10-fold scalabilty improvement from POP services

Wednesday, May 24, 2017

EPW (Electron-Phonon using Wannier interpolation) is a materials science DFT code distributed in the Quantum ESPRESSO suite.  It is Fortran code parallelised with MPI.  Developers from the University of Oxford requested a POP performance audit of an unreleased version of the code that was still in development, to be tested with a GaN polar wurtzite crystal dataset on the ARCHER Cray XC30 computer at EPCC.


[Sample Simulation Output]

The initial audit of 48 processes identified a variety of load imbalance issues, and excessive time in the ephwann simulation phase.  This became the focus of a subsequent POP performance plan, where the developers specialized routines to avoid unnecessary calculation and optimize vector summations. Using a finer uniform grid reduced load imbalance and this revised version was 60% faster and could be used for larger execution configurations with 240 MPI processes.

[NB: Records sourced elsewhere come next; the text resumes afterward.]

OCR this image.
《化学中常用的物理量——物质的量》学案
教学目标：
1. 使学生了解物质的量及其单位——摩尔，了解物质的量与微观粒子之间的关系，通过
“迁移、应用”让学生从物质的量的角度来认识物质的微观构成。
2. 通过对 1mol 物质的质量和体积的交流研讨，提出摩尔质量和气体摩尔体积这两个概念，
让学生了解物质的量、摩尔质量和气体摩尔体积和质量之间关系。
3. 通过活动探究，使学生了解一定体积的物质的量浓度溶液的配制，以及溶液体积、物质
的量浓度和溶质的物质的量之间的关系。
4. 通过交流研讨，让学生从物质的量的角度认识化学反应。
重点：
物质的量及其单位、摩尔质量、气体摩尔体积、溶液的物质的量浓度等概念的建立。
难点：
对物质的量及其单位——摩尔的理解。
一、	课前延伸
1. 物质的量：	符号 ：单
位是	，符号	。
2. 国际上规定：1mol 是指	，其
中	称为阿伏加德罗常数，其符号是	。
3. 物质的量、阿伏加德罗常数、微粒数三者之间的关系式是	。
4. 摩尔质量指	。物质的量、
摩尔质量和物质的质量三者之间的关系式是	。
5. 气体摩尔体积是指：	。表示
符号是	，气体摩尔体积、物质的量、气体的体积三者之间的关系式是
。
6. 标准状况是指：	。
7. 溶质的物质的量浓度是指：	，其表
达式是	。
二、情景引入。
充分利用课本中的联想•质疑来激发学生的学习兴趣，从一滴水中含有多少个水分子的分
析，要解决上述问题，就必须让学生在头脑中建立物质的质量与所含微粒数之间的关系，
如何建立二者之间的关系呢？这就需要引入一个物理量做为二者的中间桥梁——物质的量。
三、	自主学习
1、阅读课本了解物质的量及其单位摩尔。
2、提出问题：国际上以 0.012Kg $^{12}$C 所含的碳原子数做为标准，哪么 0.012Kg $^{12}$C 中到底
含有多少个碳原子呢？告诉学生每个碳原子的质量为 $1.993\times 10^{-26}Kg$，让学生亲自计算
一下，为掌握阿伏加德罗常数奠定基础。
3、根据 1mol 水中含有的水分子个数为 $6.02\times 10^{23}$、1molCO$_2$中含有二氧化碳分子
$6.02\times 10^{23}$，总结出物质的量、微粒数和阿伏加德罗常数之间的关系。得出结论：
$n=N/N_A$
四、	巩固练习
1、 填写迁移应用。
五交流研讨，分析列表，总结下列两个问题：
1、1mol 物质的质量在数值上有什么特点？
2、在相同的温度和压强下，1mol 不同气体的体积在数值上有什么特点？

Unfortunately, overall performance was disappointing, with writing the final simulation results having grown to dominate execution time. The figure shows a histogram of the writing time varying by MPI process on nine compute nodes. Although the amount of data is not large (around 50MB of formatted text), it was a bottleneck inhibiting scaling and larger simulations.  A POP proof-of-concept investigation was pursued which replaced file writing concurrently by all processes with serial writing only by rank zero. This reduced writing time from over seven hours to under one minute, and now a negligible component of EPW execution.

The final code scales well with 85% parallel efficiency for 960 MPI processes, supporting larger simulations.  These POP reports helped support EPW readiness to productively utilize additional larger allocations of computational resources.